Adam stifled a chuckle as Lucifer replied, “Yes, that was one of their more unfortunate choices in soul transfers to make up for human procreation rates.”

Minos continued his rant. “Maybe if they actually assisted in the workload instead of making more work, there wouldn't be ‘backlog’ in the queue,” Minos groused, and he did Adam’s thing with his fingers and air quotes. Awww, Minos was really a Mr. Grumpypants about the whole thing. But still so cute in all his pouty glory.

“You’re so cute, my big, grumpy demon,” Adam gushed, and then he gave Minos a quick peck on the lips before turning back to Lucifer, who looked slightly bemused by the exchange.

Lucifer clasped and folded his hands in front of him, leaning forward in his seat, staring at Minos and Adam. He was very quiet and very serious, and his eyes got kinda glowy, and Adam fidgeted a little, suddenly nervous.

“I see,” Lucifer said, leaning back.

“Do you?” Minos asked, and Adam had to admit he was more than a bit lost. But he actuallydidmanage to keep his mouth shut this time.

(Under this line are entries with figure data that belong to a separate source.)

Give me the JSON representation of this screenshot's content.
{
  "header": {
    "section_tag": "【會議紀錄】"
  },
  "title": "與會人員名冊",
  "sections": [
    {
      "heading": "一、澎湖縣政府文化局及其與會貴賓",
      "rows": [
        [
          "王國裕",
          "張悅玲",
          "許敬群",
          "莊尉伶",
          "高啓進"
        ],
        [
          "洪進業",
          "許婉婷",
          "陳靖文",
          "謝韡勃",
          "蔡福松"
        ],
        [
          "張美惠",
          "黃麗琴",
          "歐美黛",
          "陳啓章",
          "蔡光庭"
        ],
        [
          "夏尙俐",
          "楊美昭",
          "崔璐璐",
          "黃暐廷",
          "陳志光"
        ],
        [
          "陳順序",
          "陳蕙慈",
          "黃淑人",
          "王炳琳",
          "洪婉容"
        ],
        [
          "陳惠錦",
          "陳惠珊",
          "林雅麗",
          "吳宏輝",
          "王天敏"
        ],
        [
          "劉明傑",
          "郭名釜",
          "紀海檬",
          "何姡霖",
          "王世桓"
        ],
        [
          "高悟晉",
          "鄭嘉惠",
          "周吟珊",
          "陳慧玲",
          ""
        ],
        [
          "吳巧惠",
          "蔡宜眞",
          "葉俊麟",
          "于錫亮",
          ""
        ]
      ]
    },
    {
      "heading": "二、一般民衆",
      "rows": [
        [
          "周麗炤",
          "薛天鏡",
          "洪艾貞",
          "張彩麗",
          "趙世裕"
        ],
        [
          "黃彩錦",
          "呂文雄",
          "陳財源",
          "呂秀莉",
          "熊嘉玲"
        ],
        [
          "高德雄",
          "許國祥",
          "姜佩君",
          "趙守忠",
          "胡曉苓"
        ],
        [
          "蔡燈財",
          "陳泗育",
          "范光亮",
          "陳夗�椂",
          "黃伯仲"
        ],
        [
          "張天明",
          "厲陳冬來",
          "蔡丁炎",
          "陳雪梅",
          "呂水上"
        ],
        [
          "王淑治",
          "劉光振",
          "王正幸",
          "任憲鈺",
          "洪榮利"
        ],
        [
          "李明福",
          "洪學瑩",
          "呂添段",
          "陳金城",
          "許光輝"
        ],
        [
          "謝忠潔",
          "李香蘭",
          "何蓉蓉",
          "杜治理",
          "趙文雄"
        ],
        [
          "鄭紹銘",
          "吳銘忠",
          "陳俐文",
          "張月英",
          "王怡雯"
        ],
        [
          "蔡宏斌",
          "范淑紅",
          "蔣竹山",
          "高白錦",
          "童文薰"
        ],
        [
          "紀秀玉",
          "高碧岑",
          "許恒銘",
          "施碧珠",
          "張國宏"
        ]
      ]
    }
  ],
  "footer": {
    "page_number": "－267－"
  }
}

And then Lucifer turned around, made some squiggly looking gestures with his fingers on the glass, and sat back in his chair. It seemed like everyone was waiting now, and so Adam (still managing to keep his mouth shut, miracle of miracles and win for him!) curled into Minos and waited too.

There was a feeling like his ears were popping, and then he was looking at another absolutely gorgeous, model-worthy, sexy as hell… ummm… man? Woman? He wasn’t sure. The person looked completely androgynous to him, with a gorgeous white robe/gown kinda thing, an angular face, the lightest and most gorgeous blue eyes Adam had ever seen, and hair so light it was practically white.